Les yeux dans le vide, je ne vois rien devant moi, rien de plus que le nouveau futur que je dois me construire.
Je me force à me dire que je vaux mieux que ça, et mes jambes me répondent enfin. Je me dirige alors vers la sortie avec l'allure d'un automate, pleine d'incertitude. Tout cela est incompréhensible.
Mon esprit continue de se demander, malgré mes efforts pour tout cloisonner dans un coin de ma tête. Pourquoi ?
En sortant, je m'aperçois dans une vitre et remarque mon allure : mon jean trop grand, mon pull sage maculé de larmes, et mon visage parcouru de traces noires, signe de mon ébat public. J'ai conscience des regards sur moi, mais à cet instant, je n'en n'ai rien à faire. Je n'en ai plus rien à faire.
C'est fini.
Mon téléphone vibre de nouveau. Ma mère, encore une fois. Va-t-elle me laisser en paix ?
Je hèle difficilement un taxi et m'enferme au plus vite dans la voiture, me coupant du brouhaha extérieur.
– 11 avenue des minimes, je murmure d'une voix blanche.
Pour toujours.

Une heure plus tard, la voiture se gare devant mon immeuble. Il est assez modeste mais ma mère et moi, on s'y plaît. Notre appartement est plutôt grand, et raffinement décoré.

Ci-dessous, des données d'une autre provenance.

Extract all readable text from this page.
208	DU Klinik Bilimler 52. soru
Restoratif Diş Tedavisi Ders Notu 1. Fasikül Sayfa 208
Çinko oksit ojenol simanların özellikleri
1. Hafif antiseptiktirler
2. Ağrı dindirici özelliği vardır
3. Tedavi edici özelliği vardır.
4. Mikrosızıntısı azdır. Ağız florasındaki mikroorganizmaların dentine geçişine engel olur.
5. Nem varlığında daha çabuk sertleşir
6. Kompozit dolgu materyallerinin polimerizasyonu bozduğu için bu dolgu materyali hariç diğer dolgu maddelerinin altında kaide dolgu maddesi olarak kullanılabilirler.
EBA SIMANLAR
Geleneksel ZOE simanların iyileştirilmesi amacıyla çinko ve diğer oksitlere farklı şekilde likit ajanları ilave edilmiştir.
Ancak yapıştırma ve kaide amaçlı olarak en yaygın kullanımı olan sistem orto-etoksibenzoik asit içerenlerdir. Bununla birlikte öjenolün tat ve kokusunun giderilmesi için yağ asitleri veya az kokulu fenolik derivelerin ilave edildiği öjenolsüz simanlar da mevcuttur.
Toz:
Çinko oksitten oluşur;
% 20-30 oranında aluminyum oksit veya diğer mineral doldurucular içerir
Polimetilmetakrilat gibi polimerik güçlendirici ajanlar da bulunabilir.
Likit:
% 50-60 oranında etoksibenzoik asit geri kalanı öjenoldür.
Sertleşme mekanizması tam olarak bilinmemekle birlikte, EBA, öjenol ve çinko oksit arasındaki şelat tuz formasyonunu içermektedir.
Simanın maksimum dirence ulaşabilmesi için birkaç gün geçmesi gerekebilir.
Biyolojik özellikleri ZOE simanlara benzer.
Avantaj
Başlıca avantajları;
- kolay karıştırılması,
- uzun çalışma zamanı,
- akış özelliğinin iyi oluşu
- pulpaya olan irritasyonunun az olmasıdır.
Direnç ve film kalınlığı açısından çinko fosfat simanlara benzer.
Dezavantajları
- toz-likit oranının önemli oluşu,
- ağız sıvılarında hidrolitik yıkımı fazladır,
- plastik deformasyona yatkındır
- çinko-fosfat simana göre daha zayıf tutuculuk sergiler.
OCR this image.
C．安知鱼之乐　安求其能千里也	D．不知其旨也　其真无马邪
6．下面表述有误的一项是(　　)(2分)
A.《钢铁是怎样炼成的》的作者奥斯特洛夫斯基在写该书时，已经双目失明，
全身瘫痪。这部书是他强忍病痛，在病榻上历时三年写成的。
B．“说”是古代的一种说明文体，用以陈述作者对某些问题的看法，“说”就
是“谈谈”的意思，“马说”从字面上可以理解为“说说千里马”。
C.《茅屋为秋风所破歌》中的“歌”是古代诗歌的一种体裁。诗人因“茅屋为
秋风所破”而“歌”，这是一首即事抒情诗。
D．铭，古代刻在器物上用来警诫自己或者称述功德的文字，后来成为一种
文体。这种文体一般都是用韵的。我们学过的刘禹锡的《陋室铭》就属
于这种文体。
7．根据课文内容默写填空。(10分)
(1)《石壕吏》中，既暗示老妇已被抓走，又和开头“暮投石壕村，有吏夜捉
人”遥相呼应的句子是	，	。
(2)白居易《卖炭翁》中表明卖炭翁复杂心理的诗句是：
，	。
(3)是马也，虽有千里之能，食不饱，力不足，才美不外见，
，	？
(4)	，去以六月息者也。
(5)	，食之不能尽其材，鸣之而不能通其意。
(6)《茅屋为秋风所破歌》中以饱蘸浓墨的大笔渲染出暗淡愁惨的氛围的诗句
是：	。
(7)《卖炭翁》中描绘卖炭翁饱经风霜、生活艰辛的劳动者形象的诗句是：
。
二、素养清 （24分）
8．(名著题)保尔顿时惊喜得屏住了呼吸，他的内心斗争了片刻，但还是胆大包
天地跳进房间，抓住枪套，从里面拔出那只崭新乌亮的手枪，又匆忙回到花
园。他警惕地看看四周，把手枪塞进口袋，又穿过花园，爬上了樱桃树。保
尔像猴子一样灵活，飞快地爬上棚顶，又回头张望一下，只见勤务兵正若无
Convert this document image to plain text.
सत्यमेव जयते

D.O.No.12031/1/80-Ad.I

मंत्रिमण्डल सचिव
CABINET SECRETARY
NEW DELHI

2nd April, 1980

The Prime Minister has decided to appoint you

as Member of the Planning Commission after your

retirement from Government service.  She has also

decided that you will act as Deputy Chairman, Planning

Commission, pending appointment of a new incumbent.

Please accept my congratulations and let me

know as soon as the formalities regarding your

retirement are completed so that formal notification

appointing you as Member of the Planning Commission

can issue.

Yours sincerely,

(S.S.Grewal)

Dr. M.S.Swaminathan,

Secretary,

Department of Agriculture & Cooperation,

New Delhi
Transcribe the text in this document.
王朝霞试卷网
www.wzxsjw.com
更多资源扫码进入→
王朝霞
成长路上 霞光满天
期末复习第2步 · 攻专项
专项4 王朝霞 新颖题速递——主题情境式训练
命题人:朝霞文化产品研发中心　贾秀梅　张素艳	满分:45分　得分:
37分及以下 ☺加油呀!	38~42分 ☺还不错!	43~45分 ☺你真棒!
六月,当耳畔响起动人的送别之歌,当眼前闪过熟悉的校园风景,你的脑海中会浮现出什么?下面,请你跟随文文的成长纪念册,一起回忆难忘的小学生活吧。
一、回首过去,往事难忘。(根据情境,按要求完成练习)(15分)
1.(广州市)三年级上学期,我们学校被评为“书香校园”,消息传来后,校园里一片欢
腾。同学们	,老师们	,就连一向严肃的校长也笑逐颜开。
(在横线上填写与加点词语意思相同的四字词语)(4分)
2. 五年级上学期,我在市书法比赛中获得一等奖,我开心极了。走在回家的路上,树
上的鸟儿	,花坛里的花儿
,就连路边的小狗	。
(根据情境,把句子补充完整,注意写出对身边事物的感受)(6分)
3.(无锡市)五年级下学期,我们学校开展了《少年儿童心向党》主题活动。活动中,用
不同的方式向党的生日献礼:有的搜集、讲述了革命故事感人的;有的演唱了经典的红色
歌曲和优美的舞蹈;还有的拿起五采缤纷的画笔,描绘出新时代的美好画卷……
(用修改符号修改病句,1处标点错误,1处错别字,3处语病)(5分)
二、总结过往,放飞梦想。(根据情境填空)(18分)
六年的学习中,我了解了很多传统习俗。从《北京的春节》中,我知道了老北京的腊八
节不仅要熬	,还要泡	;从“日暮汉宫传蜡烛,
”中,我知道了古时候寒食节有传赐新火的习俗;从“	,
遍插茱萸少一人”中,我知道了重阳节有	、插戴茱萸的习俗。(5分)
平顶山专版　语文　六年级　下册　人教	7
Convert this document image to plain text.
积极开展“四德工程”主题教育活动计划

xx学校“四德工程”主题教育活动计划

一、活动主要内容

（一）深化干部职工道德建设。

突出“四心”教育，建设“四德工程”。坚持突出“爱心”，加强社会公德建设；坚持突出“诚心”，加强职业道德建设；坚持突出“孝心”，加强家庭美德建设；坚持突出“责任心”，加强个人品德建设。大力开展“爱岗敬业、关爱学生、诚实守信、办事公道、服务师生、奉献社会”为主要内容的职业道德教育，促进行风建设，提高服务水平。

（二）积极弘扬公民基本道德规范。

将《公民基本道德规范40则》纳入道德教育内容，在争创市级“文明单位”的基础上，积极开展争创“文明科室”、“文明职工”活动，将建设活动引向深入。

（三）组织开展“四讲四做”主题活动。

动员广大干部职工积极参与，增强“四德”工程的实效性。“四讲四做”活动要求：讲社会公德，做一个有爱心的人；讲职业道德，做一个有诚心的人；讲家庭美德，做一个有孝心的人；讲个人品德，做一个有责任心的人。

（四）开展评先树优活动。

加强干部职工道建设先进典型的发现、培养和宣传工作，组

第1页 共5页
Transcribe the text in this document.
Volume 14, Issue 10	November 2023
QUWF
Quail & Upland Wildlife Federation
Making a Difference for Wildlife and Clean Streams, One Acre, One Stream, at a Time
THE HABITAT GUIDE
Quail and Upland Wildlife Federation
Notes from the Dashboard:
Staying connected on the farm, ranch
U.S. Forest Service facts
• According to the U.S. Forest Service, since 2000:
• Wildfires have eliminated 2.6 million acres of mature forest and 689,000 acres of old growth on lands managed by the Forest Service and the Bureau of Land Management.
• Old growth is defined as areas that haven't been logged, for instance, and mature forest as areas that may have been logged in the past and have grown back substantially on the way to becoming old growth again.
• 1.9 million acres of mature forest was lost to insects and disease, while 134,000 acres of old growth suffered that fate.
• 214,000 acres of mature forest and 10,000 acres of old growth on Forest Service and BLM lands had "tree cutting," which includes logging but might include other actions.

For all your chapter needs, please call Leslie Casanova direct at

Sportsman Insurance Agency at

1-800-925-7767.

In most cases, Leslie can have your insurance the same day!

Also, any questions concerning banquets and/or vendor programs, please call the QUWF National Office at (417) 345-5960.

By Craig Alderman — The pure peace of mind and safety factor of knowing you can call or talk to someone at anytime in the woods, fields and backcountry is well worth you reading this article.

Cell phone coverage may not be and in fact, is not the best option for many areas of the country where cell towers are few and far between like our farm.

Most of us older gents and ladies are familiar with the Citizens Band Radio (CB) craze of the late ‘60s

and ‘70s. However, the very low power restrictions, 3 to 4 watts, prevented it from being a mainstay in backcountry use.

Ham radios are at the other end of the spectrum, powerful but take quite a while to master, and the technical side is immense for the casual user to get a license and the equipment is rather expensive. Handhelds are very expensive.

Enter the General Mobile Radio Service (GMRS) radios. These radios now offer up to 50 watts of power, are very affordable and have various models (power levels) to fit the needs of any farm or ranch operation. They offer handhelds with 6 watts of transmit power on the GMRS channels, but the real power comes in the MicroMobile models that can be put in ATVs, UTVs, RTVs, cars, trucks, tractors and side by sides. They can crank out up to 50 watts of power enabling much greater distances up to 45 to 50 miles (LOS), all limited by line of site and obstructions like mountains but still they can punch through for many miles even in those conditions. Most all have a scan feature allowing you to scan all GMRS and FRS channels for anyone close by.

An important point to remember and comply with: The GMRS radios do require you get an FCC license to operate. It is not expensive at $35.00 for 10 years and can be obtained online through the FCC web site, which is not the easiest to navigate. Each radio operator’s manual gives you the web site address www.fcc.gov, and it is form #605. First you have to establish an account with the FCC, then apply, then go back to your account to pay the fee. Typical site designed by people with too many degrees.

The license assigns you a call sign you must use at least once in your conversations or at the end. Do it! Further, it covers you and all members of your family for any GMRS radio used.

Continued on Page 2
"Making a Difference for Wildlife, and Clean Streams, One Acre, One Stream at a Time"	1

Je secoue la tête et, dans un soupir, jette mon paiement au chauffeur, avant de sortir la tête baissée.
Machinalement, ma main tape le code et je pousse la porte du hall en m'appuyant de tout mon poids dessus.
Je ne t'aime plus, Lou.
Quand j'arrive en haut et que je rentre enfin chez moi, je me dirige directement vers ma chambre sans un mot.
J'essaie en vain de me ressaisir, de chasser les larmes dans mon regard, les yeux obstinément tournés vers le sol.
Sans même prêter attention à ma mère qui m'interpelle depuis le salon, je me dirige vers ma chambre et me laisse tomber sur mon lit, mes cheveux blonds étalés autour de mon visage.
Une.
Respiration.
Après.
L'autre.
Une larme s'échappe et roule doucement sur ma joue. Puis une deuxième, et une troisième. Et ainsi jusqu'à ce que je ne puisse plus compter.
Mon cœur bat la chamade dans ma poitrine, alors que j'ai l'impression qu'il est brisé. Alors que je me sens vide. Je ne sais pas comment je vais pouvoir continuer sans lui.
Mon estomac me brûle.
Comment peut-il me laisser dans le noir de cette manière ?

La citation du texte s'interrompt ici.